Syekh Abdul Qadir adalah seorang ulama yang terkenal pada zamannya. Murid-muridnya berasal dari berbagai kalangan. Ada anak orang kaya, ada anak penguasa, ada juga anak pedagang dan anak-anak orang miskin. Di madrasah Syekh Abdul Qadir tidak ada dikriminasi, semua murid diperlakukan sama.
Di madrasah Syekh Abdul Qadir diperkenalkan ilmu dan lebih diutamakan adab, termasuk adab kepada guru yang dijunjung tinggi. Termasuk adab yang diajarkan adalah bagaimana murid berhikmat dan meraih keberkahan dari gurunya.
Sebuah kebiasaan bahwa ketika sang guru sedang menyantap makanan, maka murid-murid tidak ada yang ikut makan sebelum gurunya selesai, ternyata ada tradisi meraih berkah ilmu dengan memakan sisa makanan gurunya.
Syekh Abdul Qadir paham hal tersebut sehingga ia selalu menyisahkan makanannya untuk di ambil oleh murid-muridnya. Seorang tamu yang datang menjenguk anaknya melihat hal itu dan berfikir bahwa anak-anak mereka yang belajar pada Syekh Abdul Qadir diperlakukan seperti babu atau kucing. Masa mereka diberikan sisa makanan dari gurunya. Pikiran kotor inilah yang menyebabkan orang tua murid tadi memprofokasi orang tua lainnya.
Salah satu orang tua yang merupakan orang terpandang, kaya dan penguasa termakan propokasi dan datang menghadap Syekh Abdul Qadir dan mengungkapkan keberatannya atas perlakuan sang guru kepada anaknya yang dianggap melecehkan kehormatannya dan kehormatan anaknya.

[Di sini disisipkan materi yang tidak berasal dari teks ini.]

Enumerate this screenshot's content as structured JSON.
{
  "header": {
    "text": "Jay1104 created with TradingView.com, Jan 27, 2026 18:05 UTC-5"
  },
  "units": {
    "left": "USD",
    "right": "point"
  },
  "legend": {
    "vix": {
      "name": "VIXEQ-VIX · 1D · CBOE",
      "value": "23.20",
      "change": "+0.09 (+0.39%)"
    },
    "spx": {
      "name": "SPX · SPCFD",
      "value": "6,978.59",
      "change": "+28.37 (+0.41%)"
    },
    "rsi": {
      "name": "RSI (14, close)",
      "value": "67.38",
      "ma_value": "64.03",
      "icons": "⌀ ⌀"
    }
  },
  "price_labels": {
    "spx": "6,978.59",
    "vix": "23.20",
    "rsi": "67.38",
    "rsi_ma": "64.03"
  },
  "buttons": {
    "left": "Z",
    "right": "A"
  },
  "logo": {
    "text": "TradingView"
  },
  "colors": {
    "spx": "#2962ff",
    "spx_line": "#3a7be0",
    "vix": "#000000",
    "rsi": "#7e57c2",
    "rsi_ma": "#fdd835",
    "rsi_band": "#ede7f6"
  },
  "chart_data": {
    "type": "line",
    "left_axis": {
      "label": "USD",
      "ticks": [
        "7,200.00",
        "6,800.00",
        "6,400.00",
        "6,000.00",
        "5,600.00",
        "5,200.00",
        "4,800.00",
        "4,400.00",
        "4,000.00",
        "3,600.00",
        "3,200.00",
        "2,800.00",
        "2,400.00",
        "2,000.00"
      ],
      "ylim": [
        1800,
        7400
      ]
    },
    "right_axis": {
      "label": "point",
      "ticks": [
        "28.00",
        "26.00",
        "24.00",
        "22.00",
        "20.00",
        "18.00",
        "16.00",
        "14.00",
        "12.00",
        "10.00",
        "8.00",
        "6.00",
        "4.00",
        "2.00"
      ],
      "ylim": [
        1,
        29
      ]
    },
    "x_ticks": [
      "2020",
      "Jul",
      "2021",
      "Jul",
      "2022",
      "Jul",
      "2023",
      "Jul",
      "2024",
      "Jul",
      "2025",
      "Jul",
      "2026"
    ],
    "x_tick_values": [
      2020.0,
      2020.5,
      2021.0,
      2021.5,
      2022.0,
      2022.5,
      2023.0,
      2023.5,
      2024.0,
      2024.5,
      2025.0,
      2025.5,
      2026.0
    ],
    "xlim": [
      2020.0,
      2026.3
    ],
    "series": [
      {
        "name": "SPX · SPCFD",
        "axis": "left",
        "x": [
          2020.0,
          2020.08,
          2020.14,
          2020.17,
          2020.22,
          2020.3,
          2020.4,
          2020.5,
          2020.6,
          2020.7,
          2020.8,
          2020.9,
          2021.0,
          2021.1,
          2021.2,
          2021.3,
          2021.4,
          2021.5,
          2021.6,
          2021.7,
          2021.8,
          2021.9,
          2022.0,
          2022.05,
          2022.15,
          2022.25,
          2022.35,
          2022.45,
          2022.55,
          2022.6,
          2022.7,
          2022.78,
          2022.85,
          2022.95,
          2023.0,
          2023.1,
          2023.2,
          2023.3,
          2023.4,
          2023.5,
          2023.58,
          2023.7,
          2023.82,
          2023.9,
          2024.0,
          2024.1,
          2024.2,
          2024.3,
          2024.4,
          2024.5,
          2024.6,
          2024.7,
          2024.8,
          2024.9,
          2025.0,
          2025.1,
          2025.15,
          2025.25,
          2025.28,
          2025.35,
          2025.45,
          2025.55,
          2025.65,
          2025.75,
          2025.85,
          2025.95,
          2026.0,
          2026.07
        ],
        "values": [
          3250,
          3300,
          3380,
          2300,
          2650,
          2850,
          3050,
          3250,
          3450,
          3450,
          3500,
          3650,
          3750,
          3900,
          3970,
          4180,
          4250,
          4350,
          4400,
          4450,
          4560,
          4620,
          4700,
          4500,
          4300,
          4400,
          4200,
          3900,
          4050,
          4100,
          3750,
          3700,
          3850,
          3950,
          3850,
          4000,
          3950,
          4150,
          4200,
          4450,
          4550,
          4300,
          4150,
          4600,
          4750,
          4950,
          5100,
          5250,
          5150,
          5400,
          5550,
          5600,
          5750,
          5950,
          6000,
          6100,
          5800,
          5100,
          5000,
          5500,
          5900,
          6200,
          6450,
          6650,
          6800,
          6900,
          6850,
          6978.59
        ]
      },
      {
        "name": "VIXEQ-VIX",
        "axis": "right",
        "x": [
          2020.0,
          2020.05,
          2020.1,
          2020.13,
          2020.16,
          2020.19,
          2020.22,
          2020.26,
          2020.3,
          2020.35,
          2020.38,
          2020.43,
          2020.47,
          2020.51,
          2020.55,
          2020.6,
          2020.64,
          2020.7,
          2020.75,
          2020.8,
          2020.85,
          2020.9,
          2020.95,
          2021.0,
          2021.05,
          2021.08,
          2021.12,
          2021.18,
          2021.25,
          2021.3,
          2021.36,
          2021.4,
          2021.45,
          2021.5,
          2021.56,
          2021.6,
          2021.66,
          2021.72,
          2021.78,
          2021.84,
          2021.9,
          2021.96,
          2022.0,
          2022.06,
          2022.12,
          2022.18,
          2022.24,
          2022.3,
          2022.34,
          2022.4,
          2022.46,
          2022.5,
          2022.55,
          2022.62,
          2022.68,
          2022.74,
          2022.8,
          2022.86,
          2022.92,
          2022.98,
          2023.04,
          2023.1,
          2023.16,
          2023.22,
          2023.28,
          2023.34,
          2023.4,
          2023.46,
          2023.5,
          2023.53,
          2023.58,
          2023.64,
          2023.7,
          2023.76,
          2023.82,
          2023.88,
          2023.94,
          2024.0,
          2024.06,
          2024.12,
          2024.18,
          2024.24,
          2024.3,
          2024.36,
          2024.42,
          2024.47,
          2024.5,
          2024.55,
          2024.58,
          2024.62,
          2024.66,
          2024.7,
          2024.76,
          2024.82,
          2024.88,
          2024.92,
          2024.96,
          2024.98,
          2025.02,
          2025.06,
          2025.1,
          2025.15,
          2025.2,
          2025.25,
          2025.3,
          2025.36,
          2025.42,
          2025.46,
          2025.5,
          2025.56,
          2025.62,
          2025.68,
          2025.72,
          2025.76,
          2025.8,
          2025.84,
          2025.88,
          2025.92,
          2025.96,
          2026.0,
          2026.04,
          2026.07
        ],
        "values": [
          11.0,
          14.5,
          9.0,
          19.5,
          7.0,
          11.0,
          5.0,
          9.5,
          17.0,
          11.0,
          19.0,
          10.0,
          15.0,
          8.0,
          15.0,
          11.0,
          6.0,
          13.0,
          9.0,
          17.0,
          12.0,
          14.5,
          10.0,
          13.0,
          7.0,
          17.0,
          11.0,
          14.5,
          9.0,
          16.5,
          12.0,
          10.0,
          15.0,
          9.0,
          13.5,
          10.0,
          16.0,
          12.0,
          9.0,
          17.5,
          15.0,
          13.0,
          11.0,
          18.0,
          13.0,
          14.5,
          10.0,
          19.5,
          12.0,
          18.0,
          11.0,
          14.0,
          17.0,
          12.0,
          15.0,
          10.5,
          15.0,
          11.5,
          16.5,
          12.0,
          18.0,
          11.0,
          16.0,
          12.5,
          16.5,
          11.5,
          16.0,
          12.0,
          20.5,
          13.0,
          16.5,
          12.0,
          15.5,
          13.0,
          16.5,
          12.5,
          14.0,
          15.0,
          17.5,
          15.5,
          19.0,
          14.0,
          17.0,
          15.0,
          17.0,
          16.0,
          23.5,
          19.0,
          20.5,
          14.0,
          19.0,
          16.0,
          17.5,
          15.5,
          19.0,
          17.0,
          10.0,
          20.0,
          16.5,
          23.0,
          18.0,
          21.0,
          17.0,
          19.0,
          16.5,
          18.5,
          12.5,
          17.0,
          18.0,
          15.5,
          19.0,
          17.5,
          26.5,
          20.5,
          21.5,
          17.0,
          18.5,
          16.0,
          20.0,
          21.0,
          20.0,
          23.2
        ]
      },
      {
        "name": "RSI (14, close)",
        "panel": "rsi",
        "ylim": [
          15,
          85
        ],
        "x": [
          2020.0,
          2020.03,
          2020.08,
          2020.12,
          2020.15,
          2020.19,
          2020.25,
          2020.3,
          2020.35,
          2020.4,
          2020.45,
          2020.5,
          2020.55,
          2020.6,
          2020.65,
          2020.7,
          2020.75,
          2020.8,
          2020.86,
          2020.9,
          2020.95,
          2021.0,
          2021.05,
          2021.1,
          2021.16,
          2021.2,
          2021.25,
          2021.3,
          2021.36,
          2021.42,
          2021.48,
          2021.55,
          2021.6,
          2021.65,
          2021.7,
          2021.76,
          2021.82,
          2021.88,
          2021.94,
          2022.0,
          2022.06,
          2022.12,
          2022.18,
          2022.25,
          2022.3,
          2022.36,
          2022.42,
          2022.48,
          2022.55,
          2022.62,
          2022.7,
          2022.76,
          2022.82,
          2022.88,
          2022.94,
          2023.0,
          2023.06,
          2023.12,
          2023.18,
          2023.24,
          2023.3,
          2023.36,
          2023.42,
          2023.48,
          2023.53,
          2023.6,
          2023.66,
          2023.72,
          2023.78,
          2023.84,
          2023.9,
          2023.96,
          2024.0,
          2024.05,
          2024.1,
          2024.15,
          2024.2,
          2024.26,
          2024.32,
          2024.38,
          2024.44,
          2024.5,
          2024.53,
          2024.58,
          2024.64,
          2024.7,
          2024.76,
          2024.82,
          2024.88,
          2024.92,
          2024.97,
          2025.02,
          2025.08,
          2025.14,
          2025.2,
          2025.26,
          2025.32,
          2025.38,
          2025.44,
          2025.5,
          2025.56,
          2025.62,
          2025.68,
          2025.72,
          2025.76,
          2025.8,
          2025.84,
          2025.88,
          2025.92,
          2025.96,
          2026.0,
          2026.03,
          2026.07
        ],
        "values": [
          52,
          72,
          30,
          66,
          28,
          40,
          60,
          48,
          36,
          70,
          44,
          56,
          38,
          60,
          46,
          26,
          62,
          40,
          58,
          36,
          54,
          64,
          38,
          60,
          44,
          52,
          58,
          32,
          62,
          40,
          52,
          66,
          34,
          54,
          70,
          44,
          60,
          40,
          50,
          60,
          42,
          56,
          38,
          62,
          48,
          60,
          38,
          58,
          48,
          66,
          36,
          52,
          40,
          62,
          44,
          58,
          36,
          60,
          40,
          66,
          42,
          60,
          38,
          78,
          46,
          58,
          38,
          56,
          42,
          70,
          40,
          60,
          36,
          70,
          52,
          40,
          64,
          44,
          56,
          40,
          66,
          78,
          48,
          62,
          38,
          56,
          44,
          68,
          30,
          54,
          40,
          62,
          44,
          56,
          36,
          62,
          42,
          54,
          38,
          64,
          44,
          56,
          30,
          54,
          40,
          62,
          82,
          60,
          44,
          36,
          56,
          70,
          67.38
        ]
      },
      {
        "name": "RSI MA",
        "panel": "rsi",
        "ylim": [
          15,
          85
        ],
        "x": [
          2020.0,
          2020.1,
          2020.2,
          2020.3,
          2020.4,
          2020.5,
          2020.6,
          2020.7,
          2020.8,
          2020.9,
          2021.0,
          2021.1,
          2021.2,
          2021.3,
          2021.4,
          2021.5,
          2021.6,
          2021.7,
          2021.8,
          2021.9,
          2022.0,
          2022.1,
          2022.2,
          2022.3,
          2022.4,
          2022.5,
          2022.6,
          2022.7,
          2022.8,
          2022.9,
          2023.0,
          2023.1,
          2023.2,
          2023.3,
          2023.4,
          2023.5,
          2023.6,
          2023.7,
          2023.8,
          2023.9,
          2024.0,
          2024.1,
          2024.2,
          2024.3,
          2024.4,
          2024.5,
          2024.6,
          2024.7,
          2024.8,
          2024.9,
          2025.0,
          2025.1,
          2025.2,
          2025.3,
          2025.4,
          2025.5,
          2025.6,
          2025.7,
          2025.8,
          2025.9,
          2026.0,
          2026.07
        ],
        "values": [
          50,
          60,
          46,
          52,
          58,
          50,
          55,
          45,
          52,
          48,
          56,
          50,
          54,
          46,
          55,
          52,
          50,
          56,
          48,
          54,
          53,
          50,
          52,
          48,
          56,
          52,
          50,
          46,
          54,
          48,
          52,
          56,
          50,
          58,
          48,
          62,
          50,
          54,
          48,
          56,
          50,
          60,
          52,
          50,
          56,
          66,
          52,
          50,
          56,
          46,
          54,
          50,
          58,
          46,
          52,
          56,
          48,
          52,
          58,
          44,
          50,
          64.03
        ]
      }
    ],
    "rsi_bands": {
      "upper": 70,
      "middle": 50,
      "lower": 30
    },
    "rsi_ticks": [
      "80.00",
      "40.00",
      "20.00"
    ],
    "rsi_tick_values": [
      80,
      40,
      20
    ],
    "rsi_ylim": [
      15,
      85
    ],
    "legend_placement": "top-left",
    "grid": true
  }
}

Maka terjadilah dialog sebagai berikut:
“Wahai tuan syekh, saya menghantar anak saya kepada tuan syekh bukan untuk jadi pembantu atau dilakukan seperti kucing. Saya hantar kepada tuan syekh, supaya anak saya jadi alim ulama’.”
Syekh Abdul Qadir hanya jawab ringkas saja. “ Kalau begitu ambillah anakmu.”